Last year, student government found that 70 percent of the 223 students interviewed about the fee were opposed to the increase. In contrast, the Business School spoke with only 9 students and found that 8 were in favor of the fee.
Last year, this editorial board published multiple pieces stating that this fee was in conflict with our University’s values.
Despite these efforts, we’re back where we started — in a proposal shockingly similar to last year’s, the Business School is asking that majors pay $2,000 a year and minors pay $1,000 per year in order to increase undergraduate enrollment by 50 percent.
One of their major justifications for this fee is that students who graduate from the Business School have high starting salaries and thus can afford the fee.

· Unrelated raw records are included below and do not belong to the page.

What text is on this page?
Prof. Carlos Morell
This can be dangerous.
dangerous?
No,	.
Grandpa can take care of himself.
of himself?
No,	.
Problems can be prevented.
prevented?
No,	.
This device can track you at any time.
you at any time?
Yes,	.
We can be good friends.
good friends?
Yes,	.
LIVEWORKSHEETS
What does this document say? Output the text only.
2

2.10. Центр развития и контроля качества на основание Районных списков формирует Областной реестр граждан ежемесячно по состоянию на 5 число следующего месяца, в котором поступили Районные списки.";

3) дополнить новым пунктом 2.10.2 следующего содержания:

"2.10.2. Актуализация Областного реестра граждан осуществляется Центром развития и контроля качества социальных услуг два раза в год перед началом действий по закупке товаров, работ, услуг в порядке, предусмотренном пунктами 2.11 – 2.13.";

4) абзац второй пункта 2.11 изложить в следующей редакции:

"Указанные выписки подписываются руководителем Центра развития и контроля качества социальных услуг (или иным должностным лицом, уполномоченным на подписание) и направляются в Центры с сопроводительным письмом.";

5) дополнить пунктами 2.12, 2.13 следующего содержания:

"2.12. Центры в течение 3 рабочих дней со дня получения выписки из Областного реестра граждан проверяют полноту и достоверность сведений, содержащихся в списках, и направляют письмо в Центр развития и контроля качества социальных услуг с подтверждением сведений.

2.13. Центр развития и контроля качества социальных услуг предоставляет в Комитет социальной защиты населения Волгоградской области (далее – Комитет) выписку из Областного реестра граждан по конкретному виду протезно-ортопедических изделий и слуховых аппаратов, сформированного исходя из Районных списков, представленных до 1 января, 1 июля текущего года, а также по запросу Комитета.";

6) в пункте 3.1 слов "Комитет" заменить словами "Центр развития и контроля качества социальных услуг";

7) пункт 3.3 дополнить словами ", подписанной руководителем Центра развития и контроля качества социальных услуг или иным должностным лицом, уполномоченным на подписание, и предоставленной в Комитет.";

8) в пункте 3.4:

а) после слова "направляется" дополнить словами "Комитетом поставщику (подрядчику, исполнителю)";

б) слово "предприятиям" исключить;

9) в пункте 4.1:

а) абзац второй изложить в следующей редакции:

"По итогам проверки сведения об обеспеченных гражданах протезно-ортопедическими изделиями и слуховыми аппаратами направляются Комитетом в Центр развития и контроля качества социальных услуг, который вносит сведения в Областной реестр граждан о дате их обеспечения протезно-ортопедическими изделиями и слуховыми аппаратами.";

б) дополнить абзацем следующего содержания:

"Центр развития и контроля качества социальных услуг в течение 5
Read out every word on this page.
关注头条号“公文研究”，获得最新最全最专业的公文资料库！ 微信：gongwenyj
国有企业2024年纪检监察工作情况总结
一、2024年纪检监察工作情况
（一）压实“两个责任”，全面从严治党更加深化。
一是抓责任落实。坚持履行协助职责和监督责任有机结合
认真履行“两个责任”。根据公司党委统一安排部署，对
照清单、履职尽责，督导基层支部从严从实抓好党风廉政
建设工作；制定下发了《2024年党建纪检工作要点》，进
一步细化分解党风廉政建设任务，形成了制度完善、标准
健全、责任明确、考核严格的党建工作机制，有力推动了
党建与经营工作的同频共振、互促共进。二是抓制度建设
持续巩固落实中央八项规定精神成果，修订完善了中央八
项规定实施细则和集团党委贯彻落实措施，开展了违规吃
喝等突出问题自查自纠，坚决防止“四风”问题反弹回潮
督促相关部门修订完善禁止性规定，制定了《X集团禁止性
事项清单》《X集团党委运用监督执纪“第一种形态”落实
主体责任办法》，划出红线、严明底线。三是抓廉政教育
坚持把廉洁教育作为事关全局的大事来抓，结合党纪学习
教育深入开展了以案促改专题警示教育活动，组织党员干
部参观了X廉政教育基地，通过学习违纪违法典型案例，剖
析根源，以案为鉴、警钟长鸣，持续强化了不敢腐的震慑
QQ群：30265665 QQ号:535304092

Representatives of the Business School have told The Daily Tar Heel that students on financial aid will not be impacted by the fee.
In October of 2017, the Student Fee Audit Committee (SFAC) unanimously opposed the fee, citing concerns about the ability of middle class students to pay the fee and the prohibitive nature of the fee.
In solidarity with these students, this board is running an updated version of the exact editorial we ran last year. We are lobbying students, faculty, staff and the Board of Trustees to put a stop to this fee, once and for all. The Business School should seek other sources of funding.
Affordability and equity are hallmark values of our University. These values are even cemented in Article 9 of North Carolina’s constitution, which reads: “public institutions of higher education, as far as practicable, (shall) be extended to the people of the State free of expense.”
We invoke these values now because of a proposal from the University’s Business School to charge undergraduates an effective tuition raise.